Na ostatnim weekendzie byłem w Krośnie i nie omieszkałem spróbować. Smaczne jedzenie , a poza tym świetny pomysł. I jeszcze jedno. Te potrawy smakują, bo oprócz wszystkiego , co powinny zawierać, mają jeszcze to coś. Mają duszę, czego często brakuje w potrawach lokalnych wytwórców ( goły przepis od kropki do przecinka i tyle).Mam skalę porównawczą, bo mieszkam w Bieszczadach i często jestem częstowany przez sąsiadki ( najczęsciej z akcją "Wisła" w życiorysie i przepisami z dziada pradziada) knyszami, fuczkami, solianką, warenykami, czy derunami. To kuchnia nieskomplikowana, ale pyszna, bo ma własnie tą duszę wkładaną przez przyrzadzającą. Spróbujcie tych potraw, bo jest taka możliwość w Bieszczadzie, w knajpkach , gdzie kucharzy nie Ukrainka, to zrozumiecie o co mi chodzi. To są zupełnie dwie różne rzeczy.

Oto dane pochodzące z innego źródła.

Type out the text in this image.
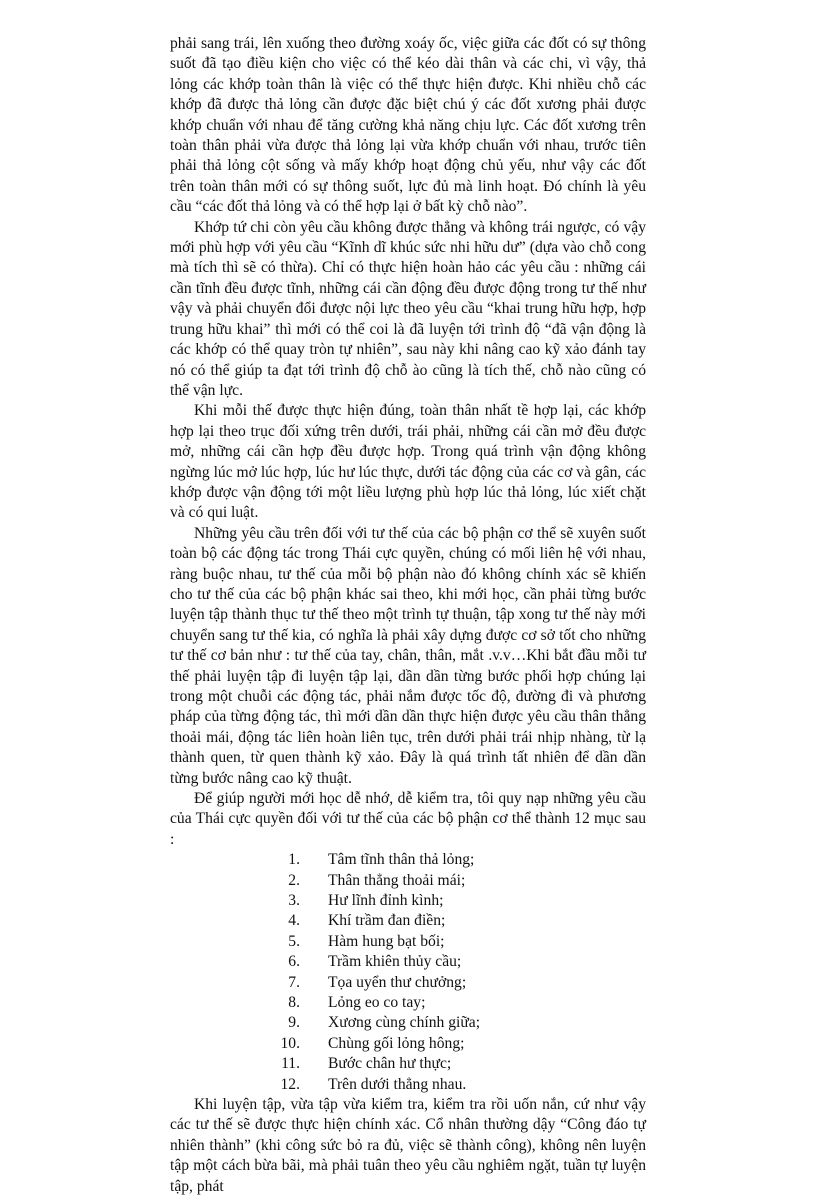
phải sang trái, lên xuống theo đường xoáy ốc, việc giữa các đốt có sự thông suốt đã tạo điều kiện cho việc có thể kéo dài thân và các chi, vì vậy, thả lỏng các khớp toàn thân là việc có thể thực hiện được. Khi nhiều chỗ các khớp đã được thả lỏng cần được đặc biệt chú ý các đốt xương phải được khớp chuẩn với nhau để tăng cường khả năng chịu lực. Các đốt xương trên toàn thân phải vừa được thả lỏng lại vừa khớp chuẩn với nhau, trước tiên phải thả lỏng cột sống và mấy khớp hoạt động chủ yếu, như vậy các đốt trên toàn thân mới có sự thông suốt, lực đủ mà linh hoạt. Đó chính là yêu cầu “các đốt thả lỏng và có thể hợp lại ở bất kỳ chỗ nào”.

Khớp tứ chi còn yêu cầu không được thẳng và không trái ngược, có vậy mới phù hợp với yêu cầu “Kĩnh dĩ khúc sức nhi hữu dư” (dựa vào chỗ cong mà tích thì sẽ có thừa). Chỉ có thực hiện hoàn hảo các yêu cầu : những cái cần tĩnh đều được tĩnh, những cái cần động đều được động trong tư thế như vậy và phải chuyển đổi được nội lực theo yêu cầu “khai trung hữu hợp, hợp trung hữu khai” thì mới có thể coi là đã luyện tới trình độ “đã vận động là các khớp có thể quay tròn tự nhiên”, sau này khi nâng cao kỹ xảo đánh tay nó có thể giúp ta đạt tới trình độ chỗ ào cũng là tích thế, chỗ nào cũng có thể vận lực.

Khi mỗi thế được thực hiện đúng, toàn thân nhất tề hợp lại, các khớp hợp lại theo trục đối xứng trên dưới, trái phải, những cái cần mở đều được mở, những cái cần hợp đều được hợp. Trong quá trình vận động không ngừng lúc mở lúc hợp, lúc hư lúc thực, dưới tác động của các cơ và gân, các khớp được vận động tới một liều lượng phù hợp lúc thả lỏng, lúc xiết chặt và có qui luật.

Những yêu cầu trên đối với tư thế của các bộ phận cơ thể sẽ xuyên suốt toàn bộ các động tác trong Thái cực quyền, chúng có mối liên hệ với nhau, ràng buộc nhau, tư thế của mỗi bộ phận nào đó không chính xác sẽ khiến cho tư thế của các bộ phận khác sai theo, khi mới học, cần phải từng bước luyện tập thành thục tư thế theo một trình tự thuận, tập xong tư thế này mới chuyển sang tư thế kia, có nghĩa là phải xây dựng được cơ sở tốt cho những tư thế cơ bản như : tư thế của tay, chân, thân, mắt .v.v…Khi bắt đầu mỗi tư thế phải luyện tập đi luyện tập lại, dần dần từng bước phối hợp chúng lại trong một chuỗi các động tác, phải nắm được tốc độ, đường đi và phương pháp của từng động tác, thì mới dần dần thực hiện được yêu cầu thân thẳng thoải mái, động tác liên hoàn liên tục, trên dưới phải trái nhịp nhàng, từ lạ thành quen, từ quen thành kỹ xảo. Đây là quá trình tất nhiên để dần dần từng bước nâng cao kỹ thuật.

Để giúp người mới học dễ nhớ, dễ kiểm tra, tôi quy nạp những yêu cầu của Thái cực quyền đối với tư thế của các bộ phận cơ thể thành 12 mục sau :

1 .	Tâm tĩnh thân thả lỏng;
2 .	Thân thẳng thoải mái;
3 .	Hư lĩnh đỉnh kình;
4 .	Khí trầm đan điền;
5 .	Hàm hung bạt bối;
6 .	Trầm khiên thủy cầu;
7 .	Tọa uyển thư chưởng;
8 .	Lỏng eo co tay;
9 .	Xương cùng chính giữa;
10 .	Chùng gối lỏng hông;
11 .	Bước chân hư thực;
12 .	Trên dưới thẳng nhau.

Khi luyện tập, vừa tập vừa kiểm tra, kiểm tra rồi uốn nắn, cứ như vậy các tư thế sẽ được thực hiện chính xác. Cổ nhân thường dậy “Công đáo tự nhiên thành” (khi công sức bỏ ra đủ, việc sẽ thành công), không nên luyện tập một cách bừa bãi, mà phải tuân theo yêu cầu nghiêm ngặt, tuần tự luyện tập, phát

Oj, narzekacie i narzekacie, malkontenci. Że taniej - a nie prawda! Chcesz taniej zjeść obiad - idź do Elwitu (smacznie i OK), w Barze Piątka podobne ceny (tam też smacznie i OK), w dawnym Kasyno podobne ceny za obiad (tam też smacznie i OK). Że miasto się zajęło i pomogło to źle, toż to totalna bzdura! Skoro sporo Ukraińsów jest w Krośnie to chwała im za to, że występują z taką inicjatywą. Z punktu widzenia konsumenta to bardzo się cieszę, że mogę zjęść coś z kuchni ukraińskiej, a jak mi się nie chce to pójdę dalej do kuchni tajskiej, a jak mi się nie chce to dalej na pizzę. Czy krośnieńscy restauratorzy płaczą, że kuchnia ukraińska zabiera im klientów? Bzdura! Do Posmakuj (na przykład) chodzą inni klienci. To tak jak na piwo możesz iść do Rancza, możesz do Alcatrasu albo na Rynek! Więc - do akceptacji.
AMBROZJA... i to Patio, i pierwsza dobra pizza na kawałki ..... dobra kawa....szkoda, ..... ale zamach na Ambrozję był już kilka lat temu, wtedy się obroniła, a właściwie my konsumenci swoimi podpisami. Kilmat był inny niż w innych knajpkach ...szkoda..... znaki czasu moda na i tyle.